Prior to the arrival of the Europeans, the area was inhabited by various Native American people, including Arawaks and Caribs. The coast of Guyana was visited by the Spaniards as early as 1500. The Dutch settled here in the 17th century, and during the Napoleonic wars the area was occupied by Britain. In 1814, the Netherlands recognized Britain’s supremacy over Guyana, and in 1831 the colony of British Guiana was formed. The Netherlands had developed Guyana into a major producer of sugar and imported large quantities of African slaves as labor. The decision in 1833 to free the slaves throughout the British Empire had a decisive influence on the history of Guyana. The plantation owners were forced to seek labor on new roads. Between 1838 and 1917, almost 240,000 Indians and a few thousand other agricultural workers were attracted to Guyana. A rift soon arose between black Africans, who later moved into the cities, and Indians, who came to form the majority of the agricultural population.
- Countryaah: Check to see the location of Guyana on the world map. Also covers major mountains, rivers and lakes in Guyana.

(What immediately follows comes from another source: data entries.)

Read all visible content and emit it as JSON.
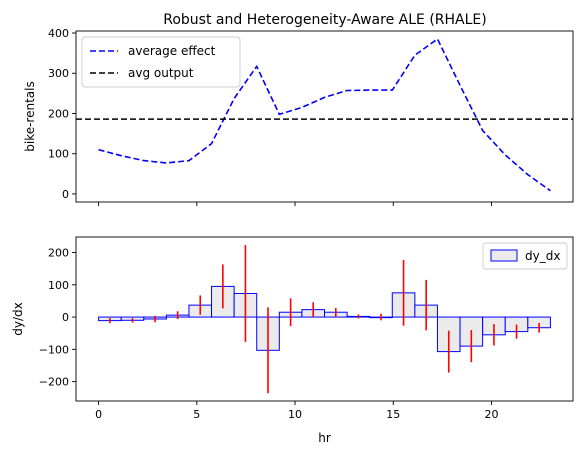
{
  "title": "Robust and Heterogeneity-Aware ALE (RHALE)",
  "chart_data": [
    {
      "type": "line",
      "ylabel": "bike-rentals",
      "xlim": [
        -1.15,
        24.15
      ],
      "ylim": [
        -20,
        405
      ],
      "yticks": [
        0,
        100,
        200,
        300,
        400
      ],
      "xticks": [
        0,
        5,
        10,
        15,
        20
      ],
      "show_xtick_labels": false,
      "legend_position": "upper-left",
      "series": [
        {
          "name": "average effect",
          "color": "#0000ff",
          "linestyle": "dashed",
          "x": [
            0,
            1.15,
            2.3,
            3.45,
            4.6,
            5.75,
            6.9,
            8.05,
            9.2,
            10.35,
            11.5,
            12.65,
            13.8,
            14.95,
            16.1,
            17.25,
            18.4,
            19.55,
            20.7,
            21.85,
            23
          ],
          "y": [
            110,
            95,
            83,
            77,
            83,
            125,
            237,
            317,
            198,
            215,
            240,
            257,
            258,
            258,
            345,
            385,
            270,
            158,
            97,
            48,
            8
          ]
        },
        {
          "name": "avg output",
          "color": "#000000",
          "linestyle": "dashed",
          "y_constant": 186
        }
      ]
    },
    {
      "type": "bar",
      "xlabel": "hr",
      "ylabel": "dy/dx",
      "xlim": [
        -1.15,
        24.15
      ],
      "ylim": [
        -260,
        248
      ],
      "yticks": [
        -200,
        -100,
        0,
        100,
        200
      ],
      "xticks": [
        0,
        5,
        10,
        15,
        20
      ],
      "legend_position": "upper-right",
      "series_name": "dy_dx",
      "bar_fill": "#ebebeb",
      "bar_edge": "#0000ff",
      "errorbar_color": "#ff0000",
      "bins": [
        {
          "start": 0,
          "end": 1.15,
          "value": -11,
          "error": 8
        },
        {
          "start": 1.15,
          "end": 2.3,
          "value": -10,
          "error": 7
        },
        {
          "start": 2.3,
          "end": 3.45,
          "value": -6,
          "error": 10
        },
        {
          "start": 3.45,
          "end": 4.6,
          "value": 6,
          "error": 12
        },
        {
          "start": 4.6,
          "end": 5.75,
          "value": 37,
          "error": 30
        },
        {
          "start": 5.75,
          "end": 6.9,
          "value": 95,
          "error": 68
        },
        {
          "start": 6.9,
          "end": 8.05,
          "value": 73,
          "error": 150
        },
        {
          "start": 8.05,
          "end": 9.2,
          "value": -103,
          "error": 133
        },
        {
          "start": 9.2,
          "end": 10.35,
          "value": 15,
          "error": 43
        },
        {
          "start": 10.35,
          "end": 11.5,
          "value": 23,
          "error": 23
        },
        {
          "start": 11.5,
          "end": 12.65,
          "value": 15,
          "error": 13
        },
        {
          "start": 12.65,
          "end": 13.8,
          "value": 2,
          "error": 6
        },
        {
          "start": 13.8,
          "end": 14.95,
          "value": 0,
          "error": 10
        },
        {
          "start": 14.95,
          "end": 16.1,
          "value": 75,
          "error": 102
        },
        {
          "start": 16.1,
          "end": 17.25,
          "value": 37,
          "error": 78
        },
        {
          "start": 17.25,
          "end": 18.4,
          "value": -107,
          "error": 65
        },
        {
          "start": 18.4,
          "end": 19.55,
          "value": -90,
          "error": 50
        },
        {
          "start": 19.55,
          "end": 20.7,
          "value": -55,
          "error": 33
        },
        {
          "start": 20.7,
          "end": 21.85,
          "value": -45,
          "error": 22
        },
        {
          "start": 21.85,
          "end": 23,
          "value": -33,
          "error": 15
        }
      ]
    }
  ]
}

After World War II, Cheddi Jagan became the leader of the Indians and Forbes Burnham the black. Together they formed the 1950 People’s Progressive Party (PPP). The party got a radical profile from the beginning and won the first general election in 1953. PPP was split in 1955; Burnham left the party and formed the People’s National Congress in 1957(PNC). A growing ethnic rivalry delayed Guyana’s independence and in 1964 led to serious racial slurs. In 1966, Guyana, under the leadership of Burnham, was declared independent within the British Commonwealth, and for the following 26 years Guyana became politically dominated by the blacks. The PNC’s position was strengthened in the 1968 election, and an increasingly radical leftist policy was initiated. In 1970, Guyana was transformed into a “cooperative republic”, and the following year a nationalization of the country’s important bauxite mines was initiated. To see more information other than history, please visit Abbreviationfinder to learn more about climate, population, government, and economy for the country of Guyana. At the same time, the contradictions between the PNC and the PPP deepened, although both parties, like the 1974 Working People’s Alliance (WPA), declared themselves Marxist.

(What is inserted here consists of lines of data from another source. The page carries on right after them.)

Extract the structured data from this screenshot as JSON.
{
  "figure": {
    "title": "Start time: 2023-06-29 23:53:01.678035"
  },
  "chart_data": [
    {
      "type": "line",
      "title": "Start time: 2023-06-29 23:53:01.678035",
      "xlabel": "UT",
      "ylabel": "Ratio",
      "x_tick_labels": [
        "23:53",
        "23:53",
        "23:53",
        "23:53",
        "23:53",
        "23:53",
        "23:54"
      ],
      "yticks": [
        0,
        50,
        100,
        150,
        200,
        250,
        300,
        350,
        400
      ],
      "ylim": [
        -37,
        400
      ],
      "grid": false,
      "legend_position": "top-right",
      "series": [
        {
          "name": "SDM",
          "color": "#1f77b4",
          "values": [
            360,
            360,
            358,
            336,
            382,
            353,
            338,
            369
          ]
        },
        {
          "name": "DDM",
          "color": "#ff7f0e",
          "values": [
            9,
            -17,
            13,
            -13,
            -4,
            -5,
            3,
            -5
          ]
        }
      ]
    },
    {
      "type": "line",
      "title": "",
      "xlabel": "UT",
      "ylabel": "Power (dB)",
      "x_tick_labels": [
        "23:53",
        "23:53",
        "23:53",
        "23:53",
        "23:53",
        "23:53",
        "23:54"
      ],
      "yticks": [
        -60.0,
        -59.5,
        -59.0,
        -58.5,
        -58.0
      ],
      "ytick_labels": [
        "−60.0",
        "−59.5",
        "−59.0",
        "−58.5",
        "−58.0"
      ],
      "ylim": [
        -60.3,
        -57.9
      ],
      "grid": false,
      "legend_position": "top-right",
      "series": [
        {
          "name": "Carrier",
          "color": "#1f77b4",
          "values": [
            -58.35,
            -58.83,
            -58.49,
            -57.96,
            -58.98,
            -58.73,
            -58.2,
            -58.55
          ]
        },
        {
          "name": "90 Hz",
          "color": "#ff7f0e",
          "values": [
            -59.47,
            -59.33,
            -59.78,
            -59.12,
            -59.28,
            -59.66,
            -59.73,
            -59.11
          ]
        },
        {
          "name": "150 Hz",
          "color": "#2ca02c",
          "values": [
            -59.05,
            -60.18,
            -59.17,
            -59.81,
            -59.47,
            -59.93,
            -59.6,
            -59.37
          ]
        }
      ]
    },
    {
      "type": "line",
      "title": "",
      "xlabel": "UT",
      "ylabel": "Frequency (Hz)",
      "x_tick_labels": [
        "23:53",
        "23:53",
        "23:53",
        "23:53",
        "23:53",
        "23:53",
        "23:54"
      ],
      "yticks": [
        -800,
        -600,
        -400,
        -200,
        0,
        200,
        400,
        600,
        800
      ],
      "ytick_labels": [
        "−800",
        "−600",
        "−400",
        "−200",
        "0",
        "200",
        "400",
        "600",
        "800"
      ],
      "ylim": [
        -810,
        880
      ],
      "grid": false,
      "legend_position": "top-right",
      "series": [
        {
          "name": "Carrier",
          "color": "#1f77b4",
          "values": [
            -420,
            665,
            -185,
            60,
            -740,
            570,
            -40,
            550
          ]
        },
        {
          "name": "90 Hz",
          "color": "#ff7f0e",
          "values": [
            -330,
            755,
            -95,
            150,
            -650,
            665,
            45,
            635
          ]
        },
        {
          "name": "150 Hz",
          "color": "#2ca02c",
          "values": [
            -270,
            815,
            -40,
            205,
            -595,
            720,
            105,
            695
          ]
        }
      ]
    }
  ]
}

Burnham ruled the country until his death in 1985. Vice President Desmond Hoyte (1929–2002) then took office and strengthened his position through the PNC’s major election victory in December of that year. To the surprise of many, Hoyte initiated a policy that ran counter to Burnham’s. Democratization, economic liberalization and austerity as well as an approach to the United States characterized Hoyte’s policy, which led Guyana from its previous international isolation. In the 1992 elections, the PPP returned to power, and Cheddi Jagan was named president with the promise of pursuing a market economy policy and reducing ethnic contradictions. The latter, however, have not ceased but rather intensified. Cheddi Jagan died in 1997 and was succeeded by his wife Janet Jagan (1920–2009)). But her entry into office led to a political crisis when the opposition with Hoyte at the head accused her of electoral fraud. After only two years, she resigned and was succeeded by her finance minister Bharrat Jagdeo. During his time as president, the political battle between the PPP and the PNC was first deepened, which among other things boycotted the work of Congress for a year. Only when PNC party leader Hoyte died in 2002 and was replaced by more pragmatic forces did a dialogue begin between the two parties. In August 2006, Jagdeo took up a second term in office. PPP also triumphed in the 2011 election. Jagdeo was not allowed to sit for another term, and a new president was appointed Donald Ramotar.
In the 2015 election, opposition alliances managed to get a scarce majority in parliament and David Granger, leader of the PNC Reform, which the party now calls itself, became a new head of state.